Trois fleuves produisent les forces vives d’une région enchantée, prodige naturel.
C’est une histoire qui transcende le temps, un témoin des changements causés par la mer, une terre baignée par des « fleuves mystères », une arche de vie, une symphonie de phénomènes naturels, un musée abritant l’éternel et le transitoire, une preuve que la vie peut être à la fois dure et fragile, et une histoire où s’insrivent les regards changeants que portent les gens sur la nature. Il s’agit des Trois Fleuves parallèles des aires protégées dans le nord-ouest de la province du Yunnan, au sud-ouest de la Chine.
L’histoire a commencé il y a une quarantaine de millions d’années, quand la plaque indienne a percuté la plaque eurasiatique et soulevé le plateau Qinghai-Tibet pour former les montagnes embroussaillées de Hengduan. Toit du monde, le plateau Qinghai-Tibet est le berceau où prennent source les fleuves les plus longs d’Asie. C’est entre les gorges qui vont du nord au sud des Hengduan ondulées que coule un puissant trio de voies navigables – le Nujiang à l’ouest, le Lancang au milieu et le Jinsha à l’est. Ce sont les cours supérieurs, respectivement, du Salouen, qui traverse le Myanmar, du Mékong et du Yangtsé, le troisième cours d’eau le plus long au monde. Chose singulière concernant les trois fleuves : ils coulent côte à côte sur 170 kilomètres dans le Yunnan avant que le Jinsha n’oblique radicalement vers le nord-est pour se jeter en fin de parcours la mer de Chine orientale.
Autre singularité : ils coulent étrangement près les uns des autres. L’écart le moins grand entre le Lancang et le Jinsha est de 66 km et la distance entre le Lancang et le Nujiang est de moins de 19 km. C’est ainsi qu’en 1985, ce phénomène géographique visible sur une carte satellite attira l’attention d’un expert de l’UNESCO et que commença le long parcours menant à une demande d’inscription sur la liste du patrimoine mondial. L’UNESCO sélectionne les sites en fonction de quatre critères : revêtir une importance esthétique exceptionnelle, présenter des exemples éminemment représentatifs des grands stades de l’histoire de la Terre, des exemples éminemment représentatifs de processus écologiques et biologiques en cours, et contenir les habitats naturels les plus importants pour la conservation in situ de la diversité biologique. Il suffit de répondre à un seul critère.

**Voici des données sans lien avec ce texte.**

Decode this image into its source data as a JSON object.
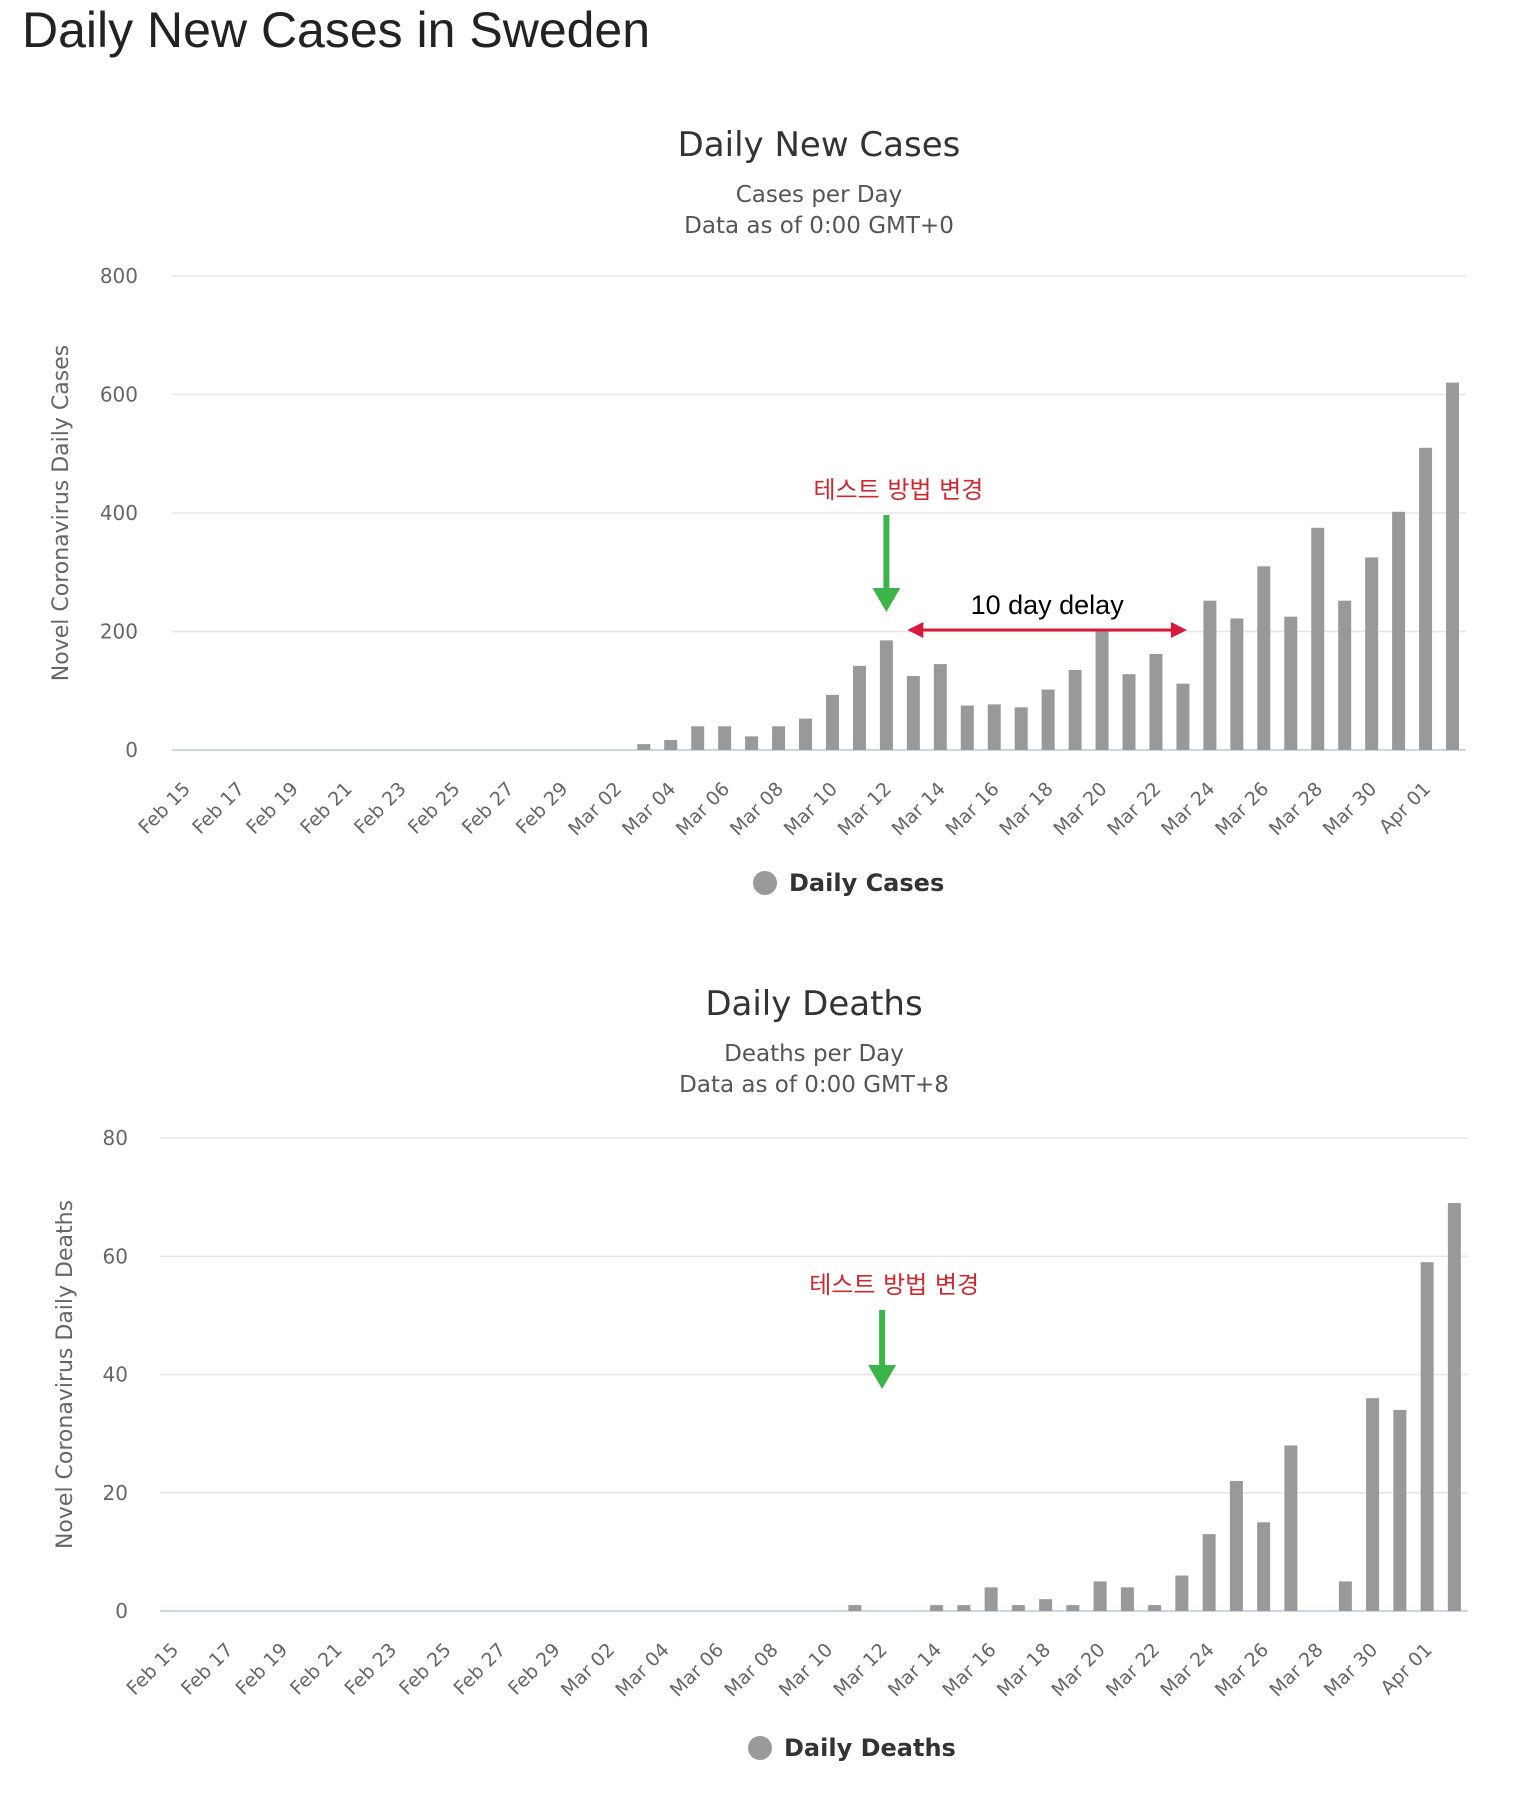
{
  "page_title": "Daily New Cases in Sweden",
  "colors": {
    "bar": "#999999",
    "grid": "#e6e6e6",
    "baseline": "#ccd6eb",
    "arrow_green": "#3bb54a",
    "arrow_red": "#d81b3c",
    "annotation_red": "#d0282e"
  },
  "chart_data": [
    {
      "type": "bar",
      "title": "Daily New Cases",
      "subtitle": "Cases per Day",
      "subtitle2": "Data as of 0:00 GMT+0",
      "xlabel": "",
      "ylabel": "Novel Coronavirus Daily Cases",
      "ylim": [
        0,
        800
      ],
      "yticks": [
        0,
        200,
        400,
        600,
        800
      ],
      "grid": true,
      "legend": {
        "position": "bottom",
        "label": "Daily Cases"
      },
      "x_tick_labels": [
        "Feb 15",
        "Feb 17",
        "Feb 19",
        "Feb 21",
        "Feb 23",
        "Feb 25",
        "Feb 27",
        "Feb 29",
        "Mar 02",
        "Mar 04",
        "Mar 06",
        "Mar 08",
        "Mar 10",
        "Mar 12",
        "Mar 14",
        "Mar 16",
        "Mar 18",
        "Mar 20",
        "Mar 22",
        "Mar 24",
        "Mar 26",
        "Mar 28",
        "Mar 30",
        "Apr 01"
      ],
      "categories": [
        "Feb 15",
        "Feb 16",
        "Feb 17",
        "Feb 18",
        "Feb 19",
        "Feb 20",
        "Feb 21",
        "Feb 22",
        "Feb 23",
        "Feb 24",
        "Feb 25",
        "Feb 26",
        "Feb 27",
        "Feb 28",
        "Feb 29",
        "Mar 01",
        "Mar 02",
        "Mar 03",
        "Mar 04",
        "Mar 05",
        "Mar 06",
        "Mar 07",
        "Mar 08",
        "Mar 09",
        "Mar 10",
        "Mar 11",
        "Mar 12",
        "Mar 13",
        "Mar 14",
        "Mar 15",
        "Mar 16",
        "Mar 17",
        "Mar 18",
        "Mar 19",
        "Mar 20",
        "Mar 21",
        "Mar 22",
        "Mar 23",
        "Mar 24",
        "Mar 25",
        "Mar 26",
        "Mar 27",
        "Mar 28",
        "Mar 29",
        "Mar 30",
        "Mar 31",
        "Apr 01",
        "Apr 02"
      ],
      "series": [
        {
          "name": "Daily Cases",
          "values": [
            0,
            0,
            0,
            0,
            0,
            0,
            0,
            0,
            0,
            0,
            0,
            0,
            0,
            0,
            0,
            0,
            0,
            10,
            17,
            40,
            40,
            23,
            40,
            53,
            93,
            142,
            185,
            125,
            145,
            75,
            77,
            72,
            102,
            135,
            200,
            128,
            162,
            112,
            252,
            222,
            310,
            225,
            375,
            252,
            325,
            402,
            510,
            620
          ]
        }
      ],
      "annotations": {
        "method_change": {
          "text": "테스트 방법 변경",
          "at": "Mar 12"
        },
        "delay": {
          "text": "10 day delay",
          "from": "Mar 13",
          "to": "Mar 23"
        }
      }
    },
    {
      "type": "bar",
      "title": "Daily Deaths",
      "subtitle": "Deaths per Day",
      "subtitle2": "Data as of 0:00 GMT+8",
      "xlabel": "",
      "ylabel": "Novel Coronavirus Daily Deaths",
      "ylim": [
        0,
        80
      ],
      "yticks": [
        0,
        20,
        40,
        60,
        80
      ],
      "grid": true,
      "legend": {
        "position": "bottom",
        "label": "Daily Deaths"
      },
      "x_tick_labels": [
        "Feb 15",
        "Feb 17",
        "Feb 19",
        "Feb 21",
        "Feb 23",
        "Feb 25",
        "Feb 27",
        "Feb 29",
        "Mar 02",
        "Mar 04",
        "Mar 06",
        "Mar 08",
        "Mar 10",
        "Mar 12",
        "Mar 14",
        "Mar 16",
        "Mar 18",
        "Mar 20",
        "Mar 22",
        "Mar 24",
        "Mar 26",
        "Mar 28",
        "Mar 30",
        "Apr 01"
      ],
      "categories": [
        "Feb 15",
        "Feb 16",
        "Feb 17",
        "Feb 18",
        "Feb 19",
        "Feb 20",
        "Feb 21",
        "Feb 22",
        "Feb 23",
        "Feb 24",
        "Feb 25",
        "Feb 26",
        "Feb 27",
        "Feb 28",
        "Feb 29",
        "Mar 01",
        "Mar 02",
        "Mar 03",
        "Mar 04",
        "Mar 05",
        "Mar 06",
        "Mar 07",
        "Mar 08",
        "Mar 09",
        "Mar 10",
        "Mar 11",
        "Mar 12",
        "Mar 13",
        "Mar 14",
        "Mar 15",
        "Mar 16",
        "Mar 17",
        "Mar 18",
        "Mar 19",
        "Mar 20",
        "Mar 21",
        "Mar 22",
        "Mar 23",
        "Mar 24",
        "Mar 25",
        "Mar 26",
        "Mar 27",
        "Mar 28",
        "Mar 29",
        "Mar 30",
        "Mar 31",
        "Apr 01",
        "Apr 02"
      ],
      "series": [
        {
          "name": "Daily Deaths",
          "values": [
            0,
            0,
            0,
            0,
            0,
            0,
            0,
            0,
            0,
            0,
            0,
            0,
            0,
            0,
            0,
            0,
            0,
            0,
            0,
            0,
            0,
            0,
            0,
            0,
            0,
            1,
            0,
            0,
            1,
            1,
            4,
            1,
            2,
            1,
            5,
            4,
            1,
            6,
            13,
            22,
            15,
            28,
            0,
            5,
            36,
            34,
            59,
            69
          ]
        }
      ],
      "annotations": {
        "method_change": {
          "text": "테스트 방법 변경",
          "at": "Mar 12"
        }
      }
    }
  ]
}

Les trois fleuves des aires protégées du Yunnan ont été inscrits sur la liste en 2003. Liang Yongning, professeur de géologie à l’université des sciences et technologies de Kunming dans le Yunnan, précise que c’est le seul site classé au patrimoine mondial qui répond aux quatre critères en Chine. Sur 1,7 million d’hectares, il consiste de 15 aires protégées différentes qui ont été divisées en huit groupes, chacun fournissant un échantillon représentatif de la totalité de la diversité des montagnes de Hengduan, Shangri-La comprise. À l’automne 2022, M. Liang, un spécialiste faisant partie de l’équipe qui préparait la candidature des Trois Fleuves parallèles à l’inscription sur la liste, a reçu deux experts de l’UNESCO envoyés pour étudier la région. Celle-ci était l’une des plus pauvres de Chine il y a deux décennies. Elle était enclavée par des montagnes infranchissables et des rivières tumultueuses. Des routes étaient creusées dans les escarpements et certains ponts n’étaient que des câbles le long desquels se laissaient glisser les gens avec leurs animaux au-dessus de torrents turbulents.
Ce fut une dure expédition qui dura 12 jours. Dans la zone des Trois Fleuves parallèles, qui est un univers de sierras, se dressent 118 pics glacés à plus de 5 000 mètres au-dessus du niveau de la mer. Le plus élevé est le pic Kawagebo (6 740 mètres) dans le comté de Diqing, au sein de la préfecture tibétaine autonome de Diqing ; le fleuve Lancang coule au fond du grand canyon qui est l’une des aires protégées et constitue un habitat de la race menacée des singes au nez retroussé du Yunnan. Là où l’élévation tombe de 6 740 à 760 mètres, la zone présente toutes les sortes de panoramas naturels typiques de l’hémisphère nord, à l’exception des océans et des déserts : des glaciers, des vallées alpines, des lacs alpins, des prés alpins, des forêts de feuillus et de conifères, et ainsi de suite. Témoin d’un changement radical, littéralement causé par la mer, la région est un musée consacré à la géologie, abritant toute une collection de roches diverses, notamment des formations géologiques alpines de grès, des monolithes de granit et des reliefs de karst. Elle offre une gamme de climats variés pour des créatures vivant dans des zones subtropicales, tempérées et glaciales, ce qui en fait la région de Chine à la biodiversité la plus riche.